Andrew Goldberg, senior principal scientist in Amazon’s Middle Mile organization, has been awarded the SIGecom Test of Time Award for “foundational work initiating a long and fruitful line of work in approximately revenue-optimal auction design in prior free settings” for a paper he co-authored in 2001.
SIGecom, or the ACM Special Interest Group on Economics and Computation, issues its test of time award to recognize “the author or authors of an influential paper or series of papers published between ten and twenty-five years ago that has significantly impacted research or applications exemplifying the interplay of economics and computation.”
The paper, “Competitive Auctions and Digital Goods”, studied “a class of single round, sealed bid auctions for items in unlimited supply, such as digital goods. We focus on auctions that are truthful and competitive. Truthful auctions encourage bidders to bid their utility; competitive auctions yield revenue within a constant factor of the revenue for optimal fixed pricing.”
Goldberg and his co-authors, Jason D. Hartline, a computer science professor at Northwestern University, and Andrew Wright, former chief technology officer at N-Dimension Solutions who passed away in 2015, showed that sellers can price items in unlimited supply without the knowledge of bidder valuation distribution. Their paper influenced research on mechanism design, including that for online ad bidding.
“Much of internet advertising involves auctions, these auctions are different from traditional auctions where, for example, you're buying a piece of art,” Goldberg explained.
Those traditional auctions are known as first-price auctions: several people bid simultaneously and the highest bid wins. However, the prices obtained at first-price auctions can be warped by bidders with access to greater resources. For rarer items, like paintings, that is not an issue, but for unlimited online goods such as ad space, sellers want to encourage frequent and competitive bidding.
At the same time, those same sellers also want to maximize revenue by setting the optimal price. However because the bids customers submit in an auction may not align with what they actually believe an item to be worth, sellers run the risk of setting a suboptimal price point.
“Customers have a private valuation, and then they may bid something which is different from their valuation,” Goldberg explained. “If you know the distribution of these values, then you can price goods very well. At the time the paper had been written, economists designed auctions for known distributions of bidder valuations, but online we often don't really know what that distribution is. So we realized we needed something else.”

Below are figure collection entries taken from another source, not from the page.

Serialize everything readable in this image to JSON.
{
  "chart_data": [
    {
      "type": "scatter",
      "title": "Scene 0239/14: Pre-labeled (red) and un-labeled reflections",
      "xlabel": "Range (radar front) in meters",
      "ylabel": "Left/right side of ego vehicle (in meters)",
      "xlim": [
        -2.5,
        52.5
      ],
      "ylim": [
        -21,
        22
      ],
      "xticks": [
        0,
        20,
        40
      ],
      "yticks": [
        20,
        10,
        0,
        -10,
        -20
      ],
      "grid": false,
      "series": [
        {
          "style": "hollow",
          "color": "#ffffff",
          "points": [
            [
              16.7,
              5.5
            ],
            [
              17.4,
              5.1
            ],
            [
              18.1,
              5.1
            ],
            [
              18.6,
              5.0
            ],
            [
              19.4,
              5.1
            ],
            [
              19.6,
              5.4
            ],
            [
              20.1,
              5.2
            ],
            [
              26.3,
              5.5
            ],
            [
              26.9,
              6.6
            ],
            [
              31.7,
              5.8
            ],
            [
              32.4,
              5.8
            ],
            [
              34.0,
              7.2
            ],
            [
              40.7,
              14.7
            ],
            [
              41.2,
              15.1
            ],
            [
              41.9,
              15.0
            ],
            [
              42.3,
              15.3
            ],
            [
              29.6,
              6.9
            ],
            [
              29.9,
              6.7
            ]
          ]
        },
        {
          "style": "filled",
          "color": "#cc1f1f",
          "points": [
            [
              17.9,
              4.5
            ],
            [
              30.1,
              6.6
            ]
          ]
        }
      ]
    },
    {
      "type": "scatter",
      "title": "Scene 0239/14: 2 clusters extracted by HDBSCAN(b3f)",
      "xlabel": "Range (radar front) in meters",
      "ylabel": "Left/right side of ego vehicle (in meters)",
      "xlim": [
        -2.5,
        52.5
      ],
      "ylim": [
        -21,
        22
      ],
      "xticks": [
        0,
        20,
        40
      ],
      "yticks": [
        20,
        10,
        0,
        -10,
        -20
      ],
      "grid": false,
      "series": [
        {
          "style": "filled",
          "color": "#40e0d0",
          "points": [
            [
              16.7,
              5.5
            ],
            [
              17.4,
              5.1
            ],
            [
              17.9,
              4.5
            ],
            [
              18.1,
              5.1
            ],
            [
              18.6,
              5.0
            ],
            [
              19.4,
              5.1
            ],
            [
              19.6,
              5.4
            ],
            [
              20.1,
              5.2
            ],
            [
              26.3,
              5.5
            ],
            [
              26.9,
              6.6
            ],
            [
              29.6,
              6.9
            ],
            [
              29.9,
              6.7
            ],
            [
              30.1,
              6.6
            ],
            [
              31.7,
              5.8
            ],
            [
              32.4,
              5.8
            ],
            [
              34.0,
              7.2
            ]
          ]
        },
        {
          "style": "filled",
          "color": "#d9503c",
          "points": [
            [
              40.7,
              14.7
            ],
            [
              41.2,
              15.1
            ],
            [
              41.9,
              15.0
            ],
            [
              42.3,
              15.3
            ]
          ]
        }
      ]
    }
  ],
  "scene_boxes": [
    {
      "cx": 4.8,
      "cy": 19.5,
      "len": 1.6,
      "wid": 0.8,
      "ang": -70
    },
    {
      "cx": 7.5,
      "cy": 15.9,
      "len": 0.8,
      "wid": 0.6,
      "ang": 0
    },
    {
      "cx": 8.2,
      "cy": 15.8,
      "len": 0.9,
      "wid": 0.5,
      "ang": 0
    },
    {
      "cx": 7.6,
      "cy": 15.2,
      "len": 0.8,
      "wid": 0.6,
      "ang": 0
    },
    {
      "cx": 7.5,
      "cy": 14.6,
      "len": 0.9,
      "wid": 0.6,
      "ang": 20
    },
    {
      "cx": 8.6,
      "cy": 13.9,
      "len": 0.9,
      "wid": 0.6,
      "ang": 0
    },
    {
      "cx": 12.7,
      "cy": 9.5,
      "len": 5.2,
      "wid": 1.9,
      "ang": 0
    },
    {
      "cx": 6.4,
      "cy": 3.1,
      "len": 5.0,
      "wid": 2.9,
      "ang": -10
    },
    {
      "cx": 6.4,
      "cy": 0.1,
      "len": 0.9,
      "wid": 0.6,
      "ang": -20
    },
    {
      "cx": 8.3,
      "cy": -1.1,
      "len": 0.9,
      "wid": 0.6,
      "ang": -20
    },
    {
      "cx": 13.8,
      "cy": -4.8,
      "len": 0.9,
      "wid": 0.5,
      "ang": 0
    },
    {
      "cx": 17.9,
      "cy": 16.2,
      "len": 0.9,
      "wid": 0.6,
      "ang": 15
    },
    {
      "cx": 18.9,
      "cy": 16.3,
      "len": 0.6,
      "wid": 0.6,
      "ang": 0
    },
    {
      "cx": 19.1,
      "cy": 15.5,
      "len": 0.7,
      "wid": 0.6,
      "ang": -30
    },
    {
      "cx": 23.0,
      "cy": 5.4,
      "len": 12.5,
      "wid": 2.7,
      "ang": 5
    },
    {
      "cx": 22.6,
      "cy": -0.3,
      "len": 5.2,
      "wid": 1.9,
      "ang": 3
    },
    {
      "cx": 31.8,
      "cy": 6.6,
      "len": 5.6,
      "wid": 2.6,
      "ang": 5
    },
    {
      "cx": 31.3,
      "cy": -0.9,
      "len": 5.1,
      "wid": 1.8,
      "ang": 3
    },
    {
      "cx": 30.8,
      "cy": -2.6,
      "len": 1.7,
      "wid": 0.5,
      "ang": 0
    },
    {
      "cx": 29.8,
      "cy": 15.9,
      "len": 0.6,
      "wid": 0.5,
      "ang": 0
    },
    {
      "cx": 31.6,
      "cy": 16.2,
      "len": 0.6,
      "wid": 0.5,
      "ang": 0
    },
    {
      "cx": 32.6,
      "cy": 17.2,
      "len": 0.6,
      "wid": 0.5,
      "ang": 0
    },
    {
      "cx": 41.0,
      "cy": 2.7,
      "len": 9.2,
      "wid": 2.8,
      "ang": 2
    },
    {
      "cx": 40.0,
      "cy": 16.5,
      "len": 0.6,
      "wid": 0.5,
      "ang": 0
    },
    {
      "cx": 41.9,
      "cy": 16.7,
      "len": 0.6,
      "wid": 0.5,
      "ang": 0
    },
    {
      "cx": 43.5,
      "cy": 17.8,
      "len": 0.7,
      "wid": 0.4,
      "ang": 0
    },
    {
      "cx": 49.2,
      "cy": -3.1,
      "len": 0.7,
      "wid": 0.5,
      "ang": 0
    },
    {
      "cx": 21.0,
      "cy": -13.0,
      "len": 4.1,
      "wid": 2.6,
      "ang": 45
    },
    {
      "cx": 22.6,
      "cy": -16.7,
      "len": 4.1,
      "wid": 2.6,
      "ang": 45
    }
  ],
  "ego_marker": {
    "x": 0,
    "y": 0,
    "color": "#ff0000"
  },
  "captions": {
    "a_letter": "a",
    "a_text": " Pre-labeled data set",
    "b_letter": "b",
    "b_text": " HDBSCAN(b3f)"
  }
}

To address those shortcomings, Goldberg and his colleagues turned to Vickrey auctions. William Vickrey was a Columbia professor and a Nobel Prize winner who devised an auction system known as a sealed-bid second-price auction. In those auctions, bidders submit sealed bids. The highest bidder still wins, but that bidder pays the price set by the second-highest bid. That approach helps incentivize bidders to bid the true value of the item and is known in game theory as a truthful or strategy-proof mechanism. “In truthful mechanism, the bidders’ best strategy is just to reveal their value, they cannot do better,” Goldberg said.
Goldberg and his co-authors also wanted to demonstrate that the auction yields a competitive revenue for the seller. “If you know the bidder distribution, you can get the expected total valuation and calibrate the expected revenue. So you can gauge how good the auction is. But in cases where you can make no assumptions about the distribution, how do you know your auction is good?”
He explained they achieved that by taking random samples of the bids and using those to estimate bidder distribution and then set prices for the remaining bidders. To gauge auction quality, they compared the resulting auction to an optimal omniscient auction. In that scenario, the seller has perfect knowledge of all bids and can, therefore, set a price that maximizes revenue. “We showed that, in the case of digital goods, the random sampling strategy comes within a constant factor of what the optimum omniscient auction can do.”
“Andrew’s innovative algorithm work has helped shape the way we use the internet as a marketplace, from the way vendors around the world advertise products, to how customers view and select products they wish to buy, to how those products are efficiently and quickly delivered to your door step,” said Tim Jacobs, director of Middle Mile Research Science and Optimization at Amazon.
Goldberg noted the idea he and his co-authors proposed sparked interest among those in algorithmic game theory and economics and inspired further research in what was then an emerging area, prior-free mechanism design.
“The point of this test of time of award is you come back later and see that a paper written 20 years ago motivated a fruitful line of follow up research,” Goldberg said. “And it turned out that this idea of distribution-free analysis, auction design, and using random sampling to truthfully learn valuations led to lots of other, deeper results.”
Prior to joining Amazon in 2014 as a senior principal scientist, Goldberg worked for 12 years at Microsoft as a principal researcher. Goldberg earned a master of science in computer science at University of California, Berkley, and a PhD in philosophy at MIT.